Smart Memory Access
Smart Memory Access is een verzamelnaam voor nieuwe technologieën die ervoor zorgen dat de toekomstige Intel processors efficiënter met het werk geheugen om kunnen gaan. Het belangrijkste nieuws is memory disambiguation, een ingewikkelde term voor een technologie die ervoor zorgt dat data al vooruit gelezen kan geworden uit het geheugen als er nog schrijf-acties in de queue staan. Zoals we inmiddels al hebben gezien werken moderne processors graag vooruit om zodoende de resultaten van instructies al klaar te hebben op exact het moment als deze nodig zijn. Tot nu toe was het echter niet mogelijk om data uit het geheugen te halen voor toekomstige instructies als voorgaande instructies nog data naar het geheugen zouden moeten gaan wegschrijven. Er bestaat dan immers een kans dat het datablok dat je hebt uitgelezen op een later moment door een voorgaande instructie wordt overschreven, waardoor de data die de processor gebruikt niet klopt. Memory disambiguation biedt de processor de mogelijkheid om toch al op voorhand geheugen uit te lezen en houdt vanaf dat moment de betreffende geheugenlocatie nauwlettend in de gaten. Voor het bepaalde gedeelte van het geheugen alsnog door een voorafgaande instructies worden overschreven, wordt de nieuwe instructie die van de data gebruik maakt automatisch uit de pipeline gehaald en opnieuw met de juiste data uitgevoerd. Dit alles zorgt er wederom voor dat de processor een stuk efficiënter zijn werk kan doen.
Een ander aspect van de Smart Memory Access zijn de geavanceerde memory prefetchers die binnen de L1 en L2 caches hun werk doen. Deze units doen exact wat hun naam doet vermoeden: zo voorspellen welke data de processor in de zeer nabije toekomst nodig heeft en halen deze alvast naar het snelle cache geheugen. Zowel de L1 als het L2 cache van beide cores hebben een tweetal prefetchers. Samen met het besproken memory disambiguation zorgt deze technologie ervoor dat de processor minder last heeft van de relatief hoge latency van het RAM-geheugen. Applicaties die veel gebruik maken van het geheugen putten hier veel voordeel uit.
Geen geïntegreerde geheugencontroller
In tegenstelling tot de AMD Athlon 64 processors krijgen de toekomstige Intel chips op basis van de Core microarchitectuur geen geïntegreerde geheugencontroller.

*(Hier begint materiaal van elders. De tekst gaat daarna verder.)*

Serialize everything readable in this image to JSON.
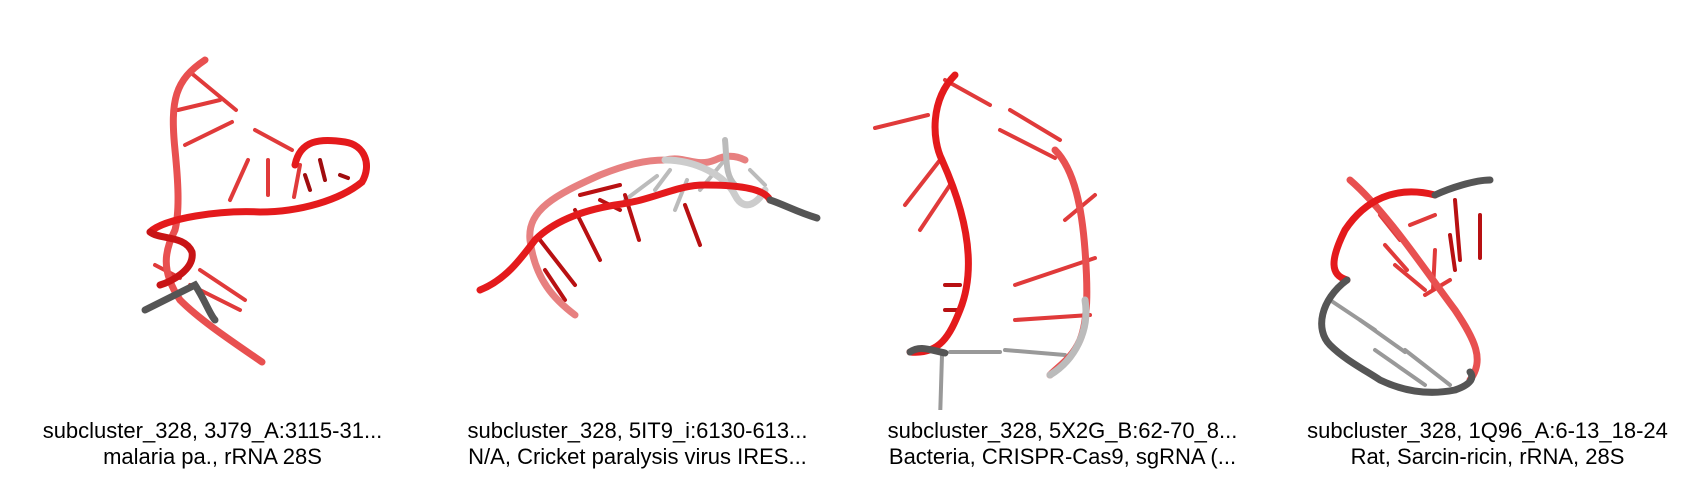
{
  "panels": [
    {
      "caption_line1": "subcluster_328, 3J79_A:3115-31...",
      "caption_line2": "malaria pa., rRNA 28S"
    },
    {
      "caption_line1": "subcluster_328, 5IT9_i:6130-613...",
      "caption_line2": "N/A, Cricket paralysis virus IRES..."
    },
    {
      "caption_line1": "subcluster_328, 5X2G_B:62-70_8...",
      "caption_line2": "Bacteria, CRISPR-Cas9, sgRNA (..."
    },
    {
      "caption_line1": "subcluster_328, 1Q96_A:6-13_18-24",
      "caption_line2": "Rat, Sarcin-ricin, rRNA, 28S"
    }
  ],
  "colors": {
    "backbone_red": "#e41a1c",
    "light_red": "#f07a7a",
    "dark_red": "#a00d0f",
    "gray": "#555555",
    "light_gray": "#bbbbbb"
  }
}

Dat is van de ene kan opvallend, aangezien AMD uit deze truc heel veel prestatiewinst wist te boeken. Toch heeft Intel een aantal reden om de geheugencontroller in de north bridge van de chipset te behouden. Allereerst geeft men aan dat een oplossing met de geheugencontroller in de chipset een stuk flexibeler is: als er een nieuwe geheugenstandaard komt kan de processor en de socket gelijk blijven. Daarnaast biedt een geheugencontroller in de chipset betere prestaties bij moederborden met integrated graphics (een gigantisch gedeelte van de markt) en komt Intel binnenkort met IOAT (I/O Accelleration Technology) waardoor devices binnen de PC, zoals de videokaart en de Serial ATA controller, zonder enige tussenkomst van de CPU rechtstreeks met het geheugen kunnen communiceren. De prestatiewinst die men vanwege het ontbreken van een geïntegreerde geheugencontroller moet missen, ruimschoots wordt gecompenseerd door de technologieën die men samenvat onder de naam Smart Memory Access. In hoeverre alle argumenten steekhoudend zijn, valt over te redetwisten. Één ding is echter zeker: mensen kiezen niet voor een bepaald type processor vanwege de aanwezigheid van een geïntegreerde geheugencontroller, maar wel vanwege de algehele prestaties. En daar blijkt bij de nieuwe Core microarchitectuur niets mis mee te zijn.